U-M is home to world-class programs and institutes in engineering, sustainability, public policy and beyond, including the U-M Energy Institute, Michigan Engineering, the School for Environment and Sustainability and the Graham Sustainability Institute.
“The Global CO2 Initiative provides an important opportunity to advance our common mission of developing innovative technologies and approaches to solving some of the most complex sustainability challenges we face locally and globally,” said Jonathan Overpeck, dean of the School for Environment and Sustainability at U-M and an interdisciplinary climate scientist.

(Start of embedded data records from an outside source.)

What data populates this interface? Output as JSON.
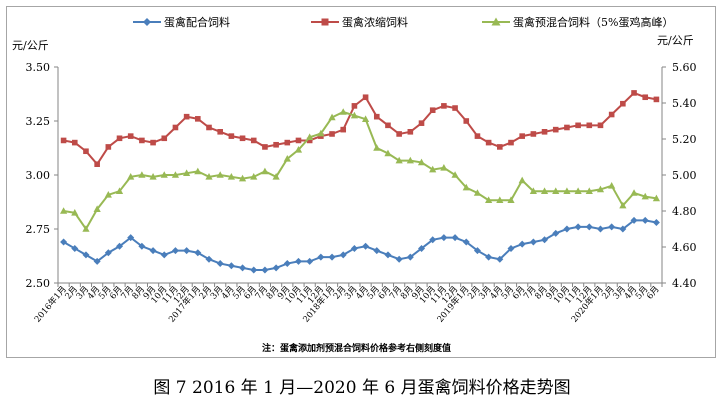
{
  "chart_data": {
    "type": "line",
    "left_unit": "元/公斤",
    "right_unit": "元/公斤",
    "left_axis": {
      "min": 2.5,
      "max": 3.5,
      "ticks": [
        "2.50",
        "2.75",
        "3.00",
        "3.25",
        "3.50"
      ]
    },
    "right_axis": {
      "min": 4.4,
      "max": 5.6,
      "ticks": [
        "4.40",
        "4.60",
        "4.80",
        "5.00",
        "5.20",
        "5.40",
        "5.60"
      ]
    },
    "x": [
      "2016年1月",
      "2月",
      "3月",
      "4月",
      "5月",
      "6月",
      "7月",
      "8月",
      "9月",
      "10月",
      "11月",
      "12月",
      "2017年1月",
      "2月",
      "3月",
      "4月",
      "5月",
      "6月",
      "7月",
      "8月",
      "9月",
      "10月",
      "11月",
      "12月",
      "2018年1月",
      "2月",
      "3月",
      "4月",
      "5月",
      "6月",
      "7月",
      "8月",
      "9月",
      "10月",
      "11月",
      "12月",
      "2019年1月",
      "2月",
      "3月",
      "4月",
      "5月",
      "6月",
      "7月",
      "8月",
      "9月",
      "10月",
      "11月",
      "12月",
      "2020年1月",
      "2月",
      "3月",
      "4月",
      "5月",
      "6月"
    ],
    "series": [
      {
        "name": "蛋禽配合饲料",
        "axis": "left",
        "color": "#4a7ebb",
        "marker": "diamond",
        "values": [
          2.69,
          2.66,
          2.63,
          2.6,
          2.64,
          2.67,
          2.71,
          2.67,
          2.65,
          2.63,
          2.65,
          2.65,
          2.64,
          2.61,
          2.59,
          2.58,
          2.57,
          2.56,
          2.56,
          2.57,
          2.59,
          2.6,
          2.6,
          2.62,
          2.62,
          2.63,
          2.66,
          2.67,
          2.65,
          2.63,
          2.61,
          2.62,
          2.66,
          2.7,
          2.71,
          2.71,
          2.69,
          2.65,
          2.62,
          2.61,
          2.66,
          2.68,
          2.69,
          2.7,
          2.73,
          2.75,
          2.76,
          2.76,
          2.75,
          2.76,
          2.75,
          2.79,
          2.79,
          2.78
        ]
      },
      {
        "name": "蛋禽浓缩饲料",
        "axis": "left",
        "color": "#be4b48",
        "marker": "square",
        "values": [
          3.16,
          3.15,
          3.11,
          3.05,
          3.13,
          3.17,
          3.18,
          3.16,
          3.15,
          3.17,
          3.22,
          3.27,
          3.26,
          3.22,
          3.2,
          3.18,
          3.17,
          3.16,
          3.13,
          3.14,
          3.15,
          3.16,
          3.16,
          3.18,
          3.19,
          3.21,
          3.32,
          3.36,
          3.27,
          3.23,
          3.19,
          3.2,
          3.24,
          3.3,
          3.32,
          3.31,
          3.25,
          3.18,
          3.15,
          3.13,
          3.15,
          3.18,
          3.19,
          3.2,
          3.21,
          3.22,
          3.23,
          3.23,
          3.23,
          3.28,
          3.33,
          3.38,
          3.36,
          3.35
        ]
      },
      {
        "name": "蛋禽预混合饲料（5%蛋鸡高峰）",
        "axis": "right",
        "color": "#98b954",
        "marker": "triangle",
        "values": [
          4.8,
          4.79,
          4.7,
          4.81,
          4.89,
          4.91,
          4.99,
          5.0,
          4.99,
          5.0,
          5.0,
          5.01,
          5.02,
          4.99,
          5.0,
          4.99,
          4.98,
          4.99,
          5.02,
          4.99,
          5.09,
          5.14,
          5.21,
          5.23,
          5.32,
          5.35,
          5.33,
          5.31,
          5.15,
          5.12,
          5.08,
          5.08,
          5.07,
          5.03,
          5.04,
          5.0,
          4.93,
          4.9,
          4.86,
          4.86,
          4.86,
          4.97,
          4.91,
          4.91,
          4.91,
          4.91,
          4.91,
          4.91,
          4.92,
          4.94,
          4.83,
          4.9,
          4.88,
          4.87
        ]
      }
    ],
    "grid": false,
    "legend_position": "top"
  },
  "note": "注：蛋禽添加剂预混合饲料价格参考右侧刻度值",
  "caption": "图 7    2016 年 1 月—2020 年 6 月蛋禽饲料价格走势图"
}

Initial research partners for the toolkit include the Technical University of Berlin, the University of Sheffield, RWTH Aachen and the Institute for Advanced Sustainability Studies in Potsdam. U-M is continuing to expand funding commitments and research partners for this initiative.
The $2.5 million in seed funding from Michigan Engineering is part of its new Blue Sky Initiative designed to encourage daring research with high potential for societal impact.
###
About the Global CO2 Initiative at the University of Michigan
The Initiative develops and drives the deployment of technologies and solutions that can capture and convert carbon dioxide into a commodity. Our goal is to reduce the equivalent of 10 percent of current atmospheric carbon dioxide emissions annually by 2030 through the commercialization of CO2-based products that have the capability of being “carbon negative, dollar positive.”
The Global CO2 Initiative at the University of Michigan brings together critical stakeholders from various disciplines to discover breakthrough innovations and solve complex sustainability challenges at a local and global level.
For more information, visit Global CO2 Initiative and follow the Initiative on Twitter at @reuseCO2.
Supplemental quotes:
“Reversing the detrimental effects of climate change is everyone’s problem. The Global CO2 Initiative is a refreshing solution because it combines the talent of the U-M faculty and institutes with the resources of an entire community of stakeholders: academic collaborators, industry partners, economists, and policymakers,” said Bart M. Bartlett, interim director of the U-M Energy Institute and professor of chemistry.
“Deploying CO2 capture and utilization technologies can not only help reduce industrial emission footprints but also create new market opportunities and economic activity. Carbon utilization technologies can immediately target products with significant market volume, such as concrete, aggregates, and high-value materials, which will help drive the market incentives needed for capture of industrial carbon dioxide emissions,” said Ellen Williams, professor at the University of Maryland and former head of the U.S. Department of Energy’s Advanced Research Projects Agency-Energy (ARPA-E) and former board member of CO2 Sciences.
“Global CO2 emissions continue to accelerate, and the international community must take aggressive measures to reduce, reverse and remove carbon dioxide emissions. Reducing emissions is not enough. We also must employ carbon dioxide removal, conversion and utilization technologies to meet growing climate challenges to achieve a 1.5°C future, this technology is critical to our overall approach,” said Thomas Lovejoy, senior fellow at the United Nations Foundation, professor of environmental science and policy at George Mason University, and former board member of CO2 Sciences.